To return to my earlier metaphor of the construction site, The Landscape of No Ideas is, by comparison, empty, serene; there’s nothing to trip over. It’s not exactly barren; that would suggest that nothing could ever grow there. It’s just that there’s nothing much to see, right now. Nothing much to do, except go check out Alison Roman’s latest cook book, maybe. Scroll through music videos of Jacob Collier on YouTube. Download yet another crossword from the Washington Post. Or write a blog.
So, in answer to your question, J-Dub, how long will I be happy having no ideas? Maybe another day or so…
Because my brain craves the hurly burly of turning wondering into words. Does that begin to explain the obsession? I’ve got questions, see. And there are some that matter deeply to me. I guess that’s it: every book I’ve written has behind it some big question I couldn’t answer succinctly – not smart enough. So I have to commit to the long-write, the puzzling out, the narrative structure of Story in order to unravel the mystery.
I understand the world in terms of Story.
I can watch the news, listen to a debate, examine a graph, interpret an equation all to some limited degree of understanding. But it’s only in the grappling with Story that I grasp the big things that seem to matter the most.

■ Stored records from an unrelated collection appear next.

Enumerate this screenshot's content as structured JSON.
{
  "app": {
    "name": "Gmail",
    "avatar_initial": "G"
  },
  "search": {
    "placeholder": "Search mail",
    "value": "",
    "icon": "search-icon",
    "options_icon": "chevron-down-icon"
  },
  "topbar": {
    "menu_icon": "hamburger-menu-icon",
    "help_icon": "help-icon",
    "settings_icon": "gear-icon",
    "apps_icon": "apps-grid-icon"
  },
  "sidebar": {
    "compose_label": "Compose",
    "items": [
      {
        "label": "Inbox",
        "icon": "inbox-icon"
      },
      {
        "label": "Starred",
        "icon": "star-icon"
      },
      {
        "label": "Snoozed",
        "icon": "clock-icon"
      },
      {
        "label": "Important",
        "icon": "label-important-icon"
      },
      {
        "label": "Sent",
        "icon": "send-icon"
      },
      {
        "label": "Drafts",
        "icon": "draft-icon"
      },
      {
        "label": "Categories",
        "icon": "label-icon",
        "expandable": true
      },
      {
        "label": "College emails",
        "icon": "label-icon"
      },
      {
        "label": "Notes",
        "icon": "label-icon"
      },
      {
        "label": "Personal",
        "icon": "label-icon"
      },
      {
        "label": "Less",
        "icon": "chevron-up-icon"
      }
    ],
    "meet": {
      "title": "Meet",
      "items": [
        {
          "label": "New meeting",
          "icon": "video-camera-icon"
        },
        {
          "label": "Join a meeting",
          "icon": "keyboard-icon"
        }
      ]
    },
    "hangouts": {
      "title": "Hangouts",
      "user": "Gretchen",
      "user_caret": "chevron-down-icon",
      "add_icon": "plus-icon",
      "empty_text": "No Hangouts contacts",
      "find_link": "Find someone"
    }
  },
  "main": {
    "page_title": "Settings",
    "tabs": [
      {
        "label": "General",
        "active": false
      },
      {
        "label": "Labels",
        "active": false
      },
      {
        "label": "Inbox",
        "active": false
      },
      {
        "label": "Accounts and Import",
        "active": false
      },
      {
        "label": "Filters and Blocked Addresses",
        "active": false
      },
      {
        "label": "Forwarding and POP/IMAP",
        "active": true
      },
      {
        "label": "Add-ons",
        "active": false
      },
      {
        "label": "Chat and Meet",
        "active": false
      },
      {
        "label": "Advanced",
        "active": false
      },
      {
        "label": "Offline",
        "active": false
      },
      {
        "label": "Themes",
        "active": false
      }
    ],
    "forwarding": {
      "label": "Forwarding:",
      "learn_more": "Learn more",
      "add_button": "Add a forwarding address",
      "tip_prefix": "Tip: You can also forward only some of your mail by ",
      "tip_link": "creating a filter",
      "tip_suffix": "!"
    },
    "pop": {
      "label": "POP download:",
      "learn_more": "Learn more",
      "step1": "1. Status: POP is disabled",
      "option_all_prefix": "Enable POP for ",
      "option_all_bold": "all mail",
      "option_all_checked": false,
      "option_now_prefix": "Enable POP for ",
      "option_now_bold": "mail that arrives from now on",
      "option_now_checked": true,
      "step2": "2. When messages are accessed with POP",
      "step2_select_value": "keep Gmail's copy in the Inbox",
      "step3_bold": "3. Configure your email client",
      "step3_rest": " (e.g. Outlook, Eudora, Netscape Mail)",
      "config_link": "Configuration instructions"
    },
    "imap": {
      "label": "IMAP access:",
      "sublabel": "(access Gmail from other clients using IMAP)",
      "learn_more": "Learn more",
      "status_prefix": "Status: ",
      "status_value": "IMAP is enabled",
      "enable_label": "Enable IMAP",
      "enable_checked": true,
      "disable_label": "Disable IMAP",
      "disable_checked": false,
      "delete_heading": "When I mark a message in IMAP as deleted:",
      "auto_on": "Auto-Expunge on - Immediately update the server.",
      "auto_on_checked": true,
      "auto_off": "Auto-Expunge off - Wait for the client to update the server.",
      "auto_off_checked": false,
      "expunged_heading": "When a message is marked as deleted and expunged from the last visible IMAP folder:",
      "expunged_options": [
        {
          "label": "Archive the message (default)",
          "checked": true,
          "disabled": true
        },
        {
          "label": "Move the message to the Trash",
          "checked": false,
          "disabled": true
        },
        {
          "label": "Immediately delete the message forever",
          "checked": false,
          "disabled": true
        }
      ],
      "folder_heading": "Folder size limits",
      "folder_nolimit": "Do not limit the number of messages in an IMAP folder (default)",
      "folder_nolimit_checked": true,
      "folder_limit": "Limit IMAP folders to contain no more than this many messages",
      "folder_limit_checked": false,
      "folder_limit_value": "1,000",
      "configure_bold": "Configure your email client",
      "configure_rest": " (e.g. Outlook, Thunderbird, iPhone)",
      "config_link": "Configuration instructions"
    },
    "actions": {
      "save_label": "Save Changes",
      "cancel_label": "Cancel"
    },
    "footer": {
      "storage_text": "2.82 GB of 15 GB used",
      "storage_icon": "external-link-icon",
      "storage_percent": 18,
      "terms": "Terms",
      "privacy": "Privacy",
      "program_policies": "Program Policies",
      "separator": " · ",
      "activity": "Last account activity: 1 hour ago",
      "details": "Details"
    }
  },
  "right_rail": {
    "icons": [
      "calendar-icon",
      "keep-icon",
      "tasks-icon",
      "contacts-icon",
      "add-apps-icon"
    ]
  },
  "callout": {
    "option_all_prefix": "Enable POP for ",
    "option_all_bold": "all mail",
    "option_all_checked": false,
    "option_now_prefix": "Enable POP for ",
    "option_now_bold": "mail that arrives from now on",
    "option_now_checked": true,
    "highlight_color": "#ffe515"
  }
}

You can’t push the river, according to a Chinese proverb. So I find myself standing by its edge: watching, waiting. Because there is something, after all, in this landscape of no ideas: the constancy of the river. What piece of flotsam might float by? If I cast my line into it, what might I snag? If I put together a boat, somehow, out of twigs or logs or birch bark — or even just paper — where will the river take me?